Dave has a big red building behind his house, and that’s where we gathered. The band arrived at six, the concert started at seven-thirty. In the meantime, people trickled in, mostly neighbors and friends but a handful of strangers, too. We shuffled around and greeted each other, and the band set up a table to market their music. The banjo player mingled with her banjo on her back, and I noticed that she and the rest of the band kept returning to Dave’s freezer. One would hold the lid and they all looked in. There was pig meat in there. All the various cuts.
But now, finally, it’s time. It’s 7:30. There are forty of us. Adults, teenagers, kids. Four rows of chairs in a half-circle on the second floor. The band ready and up front. Guitar, banjo, fiddle and bass. Washboard. Drum.
And all of us exceedingly close to each other. Shoulder-to-shoulder. My daughter sits in my wife’s lap. My neighbor, Peter, stands behind his wife, hands on her shoulders. Sarah Chapman, who sits in the front row with her daughter, Siddi, could easily lean forward and squeeze the fiddler’s knee.
Dave walks up to say something, possibly an introduction to the band, but, changing his mind, he hurries away. We look at the band, the band looks at each other, they fidget, half-whisper, the guitarist announces something I miss…and they’re off, launched, playing at a pace.
And we are all so close and they play so fast and they throw back their heads and they sing so high and they lean off their hips and their music is so…we’ re not sure what it is. It’s not music one hears. It’s so…old. That’s it. Old is what it sounds like…
Leave your troubles, troubles at the gate
Don’t let history lie to you and tell you it’s too late
The other side is sweeter with the freedom from the way
You better leave your trouble at the gate
… they sing, the guitar player first, the banjo player second, the fiddle player third, which is to say: high, higher, highest.
The band sings and plays and we keep coming back to the fiddle player, a slight man with epic sideburns and powerful voice.

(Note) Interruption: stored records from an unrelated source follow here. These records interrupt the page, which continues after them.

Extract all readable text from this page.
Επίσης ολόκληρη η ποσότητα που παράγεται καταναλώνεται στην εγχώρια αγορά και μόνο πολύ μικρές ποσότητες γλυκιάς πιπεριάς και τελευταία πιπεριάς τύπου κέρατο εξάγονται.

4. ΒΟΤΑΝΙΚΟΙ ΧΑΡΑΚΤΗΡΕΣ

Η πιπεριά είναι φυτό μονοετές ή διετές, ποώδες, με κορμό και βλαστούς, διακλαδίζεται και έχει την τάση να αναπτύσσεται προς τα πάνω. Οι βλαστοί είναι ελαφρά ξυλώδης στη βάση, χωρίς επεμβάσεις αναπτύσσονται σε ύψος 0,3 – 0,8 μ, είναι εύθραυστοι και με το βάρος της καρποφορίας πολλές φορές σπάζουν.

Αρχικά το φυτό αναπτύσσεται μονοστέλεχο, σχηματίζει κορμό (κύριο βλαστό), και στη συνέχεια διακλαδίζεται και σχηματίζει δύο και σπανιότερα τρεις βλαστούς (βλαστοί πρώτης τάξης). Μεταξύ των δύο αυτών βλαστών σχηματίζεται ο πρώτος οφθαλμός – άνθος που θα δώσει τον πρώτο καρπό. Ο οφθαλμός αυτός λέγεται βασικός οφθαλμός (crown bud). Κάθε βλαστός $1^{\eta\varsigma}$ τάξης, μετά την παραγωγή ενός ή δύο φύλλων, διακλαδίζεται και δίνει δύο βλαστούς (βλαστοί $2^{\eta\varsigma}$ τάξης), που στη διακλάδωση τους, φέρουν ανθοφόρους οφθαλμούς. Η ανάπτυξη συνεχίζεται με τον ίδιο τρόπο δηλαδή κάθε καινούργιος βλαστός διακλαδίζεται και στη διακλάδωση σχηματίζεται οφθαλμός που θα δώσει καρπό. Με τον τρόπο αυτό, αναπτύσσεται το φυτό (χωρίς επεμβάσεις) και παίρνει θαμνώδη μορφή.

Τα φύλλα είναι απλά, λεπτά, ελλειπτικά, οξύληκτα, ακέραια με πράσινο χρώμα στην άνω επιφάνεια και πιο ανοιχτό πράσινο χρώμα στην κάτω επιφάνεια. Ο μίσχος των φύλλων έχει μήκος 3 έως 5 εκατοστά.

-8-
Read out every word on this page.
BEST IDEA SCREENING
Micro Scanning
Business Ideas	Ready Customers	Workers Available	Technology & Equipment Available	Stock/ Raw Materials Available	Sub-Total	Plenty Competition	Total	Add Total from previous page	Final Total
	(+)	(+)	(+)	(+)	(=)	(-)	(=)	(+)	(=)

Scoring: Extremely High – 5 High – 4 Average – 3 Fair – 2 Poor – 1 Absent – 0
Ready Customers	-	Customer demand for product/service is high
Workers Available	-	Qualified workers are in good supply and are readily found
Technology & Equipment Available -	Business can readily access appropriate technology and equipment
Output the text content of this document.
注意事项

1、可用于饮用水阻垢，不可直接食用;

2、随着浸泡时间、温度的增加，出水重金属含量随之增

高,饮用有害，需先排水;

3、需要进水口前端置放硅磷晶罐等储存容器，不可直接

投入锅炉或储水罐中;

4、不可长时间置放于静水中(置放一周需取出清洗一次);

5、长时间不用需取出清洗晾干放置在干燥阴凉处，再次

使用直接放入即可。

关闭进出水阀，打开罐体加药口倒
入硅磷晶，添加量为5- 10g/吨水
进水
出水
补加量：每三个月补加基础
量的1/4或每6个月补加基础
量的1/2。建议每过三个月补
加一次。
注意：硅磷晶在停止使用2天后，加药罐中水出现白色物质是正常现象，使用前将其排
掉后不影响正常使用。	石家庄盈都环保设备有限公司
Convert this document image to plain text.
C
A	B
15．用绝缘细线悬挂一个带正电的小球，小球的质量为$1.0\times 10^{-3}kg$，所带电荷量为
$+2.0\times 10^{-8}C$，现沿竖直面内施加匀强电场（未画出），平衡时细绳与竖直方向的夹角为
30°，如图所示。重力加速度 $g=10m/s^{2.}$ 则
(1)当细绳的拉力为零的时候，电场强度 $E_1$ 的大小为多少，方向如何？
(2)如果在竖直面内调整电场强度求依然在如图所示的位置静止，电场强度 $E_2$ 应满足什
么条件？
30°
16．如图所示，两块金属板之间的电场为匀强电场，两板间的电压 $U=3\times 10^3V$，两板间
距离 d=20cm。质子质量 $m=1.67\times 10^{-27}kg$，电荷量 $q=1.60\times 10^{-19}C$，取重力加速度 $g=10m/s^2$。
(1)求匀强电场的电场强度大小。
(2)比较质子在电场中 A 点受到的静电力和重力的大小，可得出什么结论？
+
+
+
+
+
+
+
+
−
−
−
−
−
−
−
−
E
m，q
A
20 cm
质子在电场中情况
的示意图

When he sings it’s like a coyote, head thrown back and to the heavens. When he fiddles, it’s like an emergency, pray will we get there on time.
Well, maybe this music sounds old, but it’s not old. It’s the newest thing ever. Listen to it. Listen to us—minutes into it and already we’re hooting, banging our chairs. Are we cognizant of the fact that something palpable is mounting here? That Dave’s room is gradually metamorphosing?
Yet in spite of their instinctual headlong rush, the band does occasionally slow and go quiet. And it’s like a tiny night bird visits from the pasture, flitful, happy but uncertain. It’s the banjo, the woman’s long finger’s making night bird sounds. A rise and a tumbling. Leaning forward, we sense something, are sure we felt something.
But already it’s gone.
Hallelujah hallelujah I am following the sound!
… the band shouts in tandem, a capella, the washboard guy (he doesn’t sing) anticipating the coming need for speed….
And although we don’t realize it, each of us is smiling. We’ve been smiling for nearly an hour, now. Subtle smiles. The kind that accumulate such that one remember their origins twenty years later.
But in the end ours are big smiles, the unabashed kind. The guitarist offers a communal farewell, and the band lines up six in a row. The drummer, a tall man I had seen earlier in the middle of the road and looking at the stars, stands in the middle. It is he who gets to sing the lead in the last song, one about cowboys in Nevada—this in spite of the fact that (some of us already know this) he is no skilled singer.
But it doesn’t matter. In fact, it makes it better. And judging from the din we make when it’s over, I’d say the drummer’s song is everyone’s favorite.
Standing now to show our appreciation, we sense something lifting us. The best word to describe this is spirit. We are filled with the spirit. We can’t get enough of it. We have been so close. We have been like family. The band’s principle singers have had their songs, we the audience have had ours, and here at the end the drummer had his. There has been song for everyone. Looking around, we feel the need to tell everyone. That’s why we’re making so much noise. That’s the best way. Hooting, hollering, banging our boots. Hands above our heads and clapping. It is so loud my daughter holds her ears. Someone I don’t know is waving his hat.